Didim Apollon tapınağı giriş ücreti

Paylaş
 

Aydın’ın Didim İlçesi sadece deniz-kum-güneş ekseninde değil, tarihi değerleri ile de yerli ve yabancı turistleri kendine çekmektedir. Didim çevresinde gezilebilecek birkaç tane tarihi mekan olmakla birlikte bunlardan Didim’e en yakını Apollon tapınağıdır.

Her ne kadar tapınaktan günümüze fazla bir şey kalmamış olsa da (Depremlerde yıkılma ve taşlarının Hristiyanlığın ilk dönemlerinde kilise inşaatlarında kullanılması nedeniyle) yüzyıllar boyunca üstlendiği misyon nedeniyle tapınak kalıntıları ziyaretçilerin ilgisini çekmektedir.

Apollon Tapınağı nerede, nasıl gidilir ?

Apollon tapınağı Didim ilçe merkezinden 1,5-2 kilometre uzaklıktadır (kuzeye doğru). Bu yol özel aracınızla 4-5 dakika sürmektedir. Aracınız yoksa Didim veya Altınkumdan geçen minibüslere binerek (3,5 TL ücreti var) buraya ulaşabilirsiniz.

Apollon Tapınağı nerede nasıl gidilir

Didim Apollon Tapınağı giriş ücreti ne kadar ?

18 yaş altı çocuk ve gençler için giriş ücretsiz, diğerleri için müze kartınız yok ise 18 TL’dir. Müze kart almak isterseniz öğrenci/öğretmen için fiyatı 30 TL, diğer kimseler için 70 TL’dir.

Apollon Tapınağında ne göreceksiniz ?

Tapınağın hali hazır durumunu bu yazımdaki fotoğraf gayet iyi şekilde anlatmaktadır. Apollon Tapınağı olarak göreceğiniz şey, tapınağın temeli ve kırılmış sütunların yanı sıra bolca taş enkazıdır. Ayrıca birkaç tane heykel ve kabartma göreceksiniz.

18 TL vermeyip dışarıdan baksanız da tapınağı görebilirsiniz. Fakat içeri girip tarih kokan sütunlara dokunmanın hissi tarif edilemez…

Çünkü tapınağın temellerinde gezindikçe, tarihin ve sanatçıların bıraktıkları izlere rastladıkça geçmiş zamanları hayalinizde canlandırmaya çalışacaksınız. Tapınak alanında insanlara bilgi veren bir rehber olsaydı ne güzel olurdu…

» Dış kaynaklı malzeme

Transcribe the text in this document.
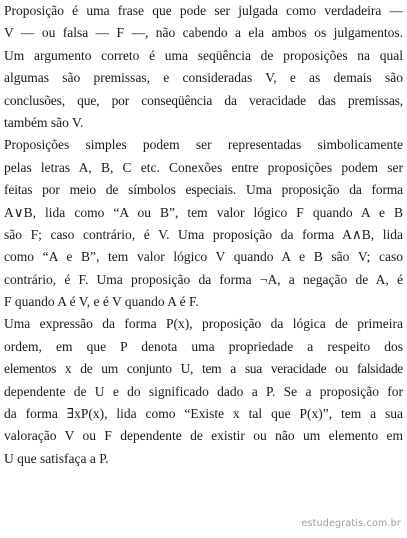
Proposição é uma frase que pode ser julgada como verdadeira —
V — ou falsa — F —, não cabendo a ela ambos os julgamentos.
Um argumento correto é uma seqüência de proposições na qual
algumas são premissas, e consideradas V, e as demais são
conclusões, que, por conseqüência da veracidade das premissas,
também são V.
Proposições simples podem ser representadas simbolicamente
pelas letras A, B, C etc. Conexões entre proposições podem ser
feitas por meio de símbolos especiais. Uma proposição da forma
A∨B, lida como “A ou B”, tem valor lógico F quando A e B
são F; caso contrário, é V. Uma proposição da forma A∧B, lida
como “A e B”, tem valor lógico V quando A e B são V; caso
contrário, é F. Uma proposição da forma ¬A, a negação de A, é
F quando A é V, e é V quando A é F.
Uma expressão da forma P(x), proposição da lógica de primeira
ordem, em que P denota uma propriedade a respeito dos
elementos x de um conjunto U, tem a sua veracidade ou falsidade
dependente de U e do significado dado a P. Se a proposição for
da forma ∃xP(x), lida como “Existe x tal que P(x)”, tem a sua
valoração V ou F dependente de existir ou não um elemento em
U que satisfaça a P.
estudegratis.com.br
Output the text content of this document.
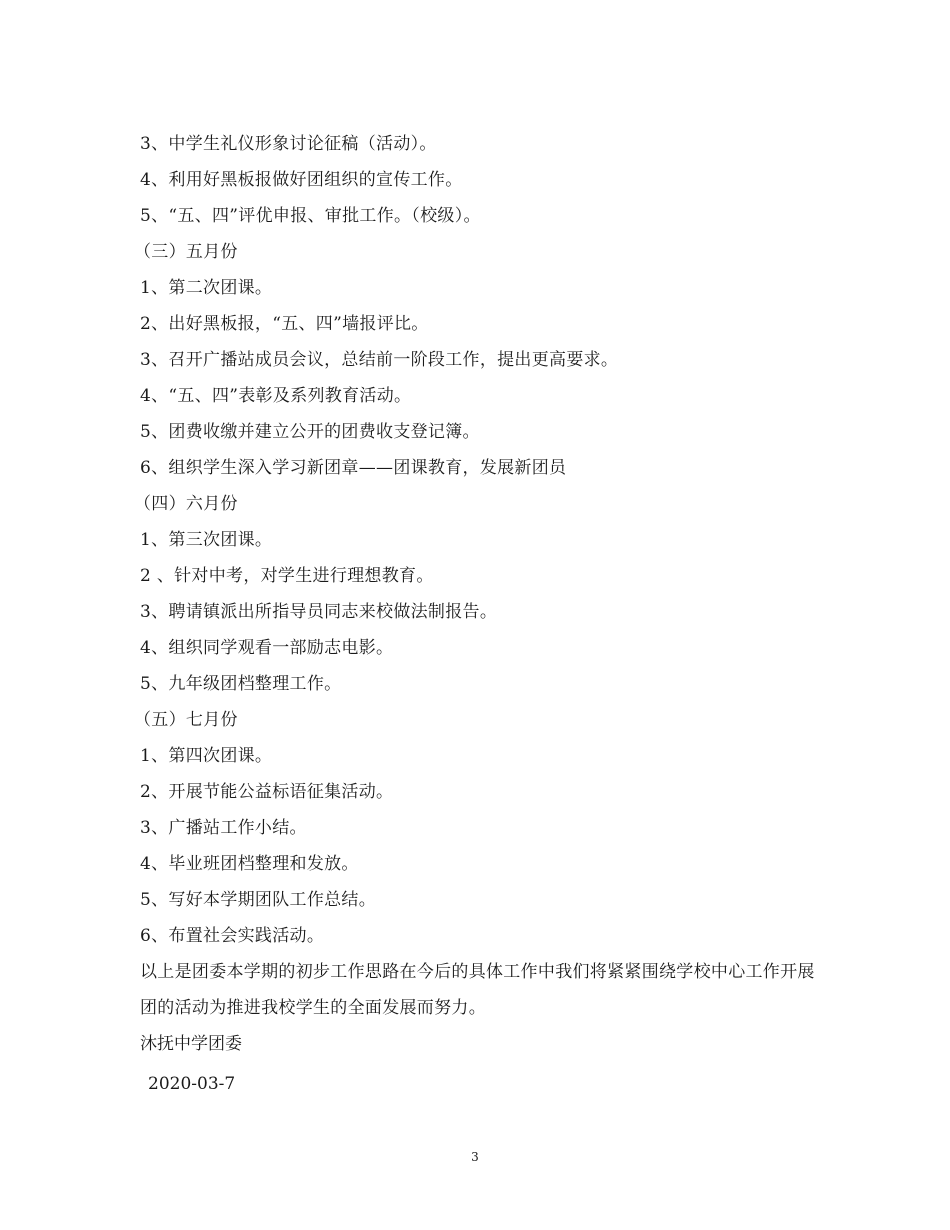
3、中学生礼仪形象讨论征稿（活动）。
4、利用好黑板报做好团组织的宣传工作。
5、“五、四”评优申报、审批工作。（校级）。
（三）五月份
1、第二次团课。
2、出好黑板报，“五、四”墙报评比。
3、召开广播站成员会议，总结前一阶段工作，提出更高要求。
4、“五、四”表彰及系列教育活动。
5、团费收缴并建立公开的团费收支登记簿。
6、组织学生深入学习新团章——团课教育，发展新团员
（四）六月份
1、第三次团课。
2 、针对中考，对学生进行理想教育。
3、聘请镇派出所指导员同志来校做法制报告。
4、组织同学观看一部励志电影。
5、九年级团档整理工作。
（五）七月份
1、第四次团课。
2、开展节能公益标语征集活动。
3、广播站工作小结。
4、毕业班团档整理和发放。
5、写好本学期团队工作总结。
6、布置社会实践活动。
以上是团委本学期的初步工作思路在今后的具体工作中我们将紧紧围绕学校中心工作开展团的活动为推进我校学生的全面发展而努力。
沐抚中学团委
2020-03-7
3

Tapınak enkazı  yaklaşık 100 metre boyunda 50 metre eninde bir alanı kaplamakta olup sütunların ve merdivenlerin devasa boyutlarını ancak yakınına gidince algılayabilirsiniz.

Tapınağın etrafında oturup bir şeyler yiyip içebileceğiniz güzel mekanlar vardır. Ayrıca kiliseden çevrilme tarihi bir cami bulunmaktadır.

Tapınağın çok yakınında ücretsiz ziyaret edilen bir mübadele müzesi bulunmaktadır. Eski zaman hayatını ve mübadeleyi anlatan bu yeri gezmenizi tavsiye ederim.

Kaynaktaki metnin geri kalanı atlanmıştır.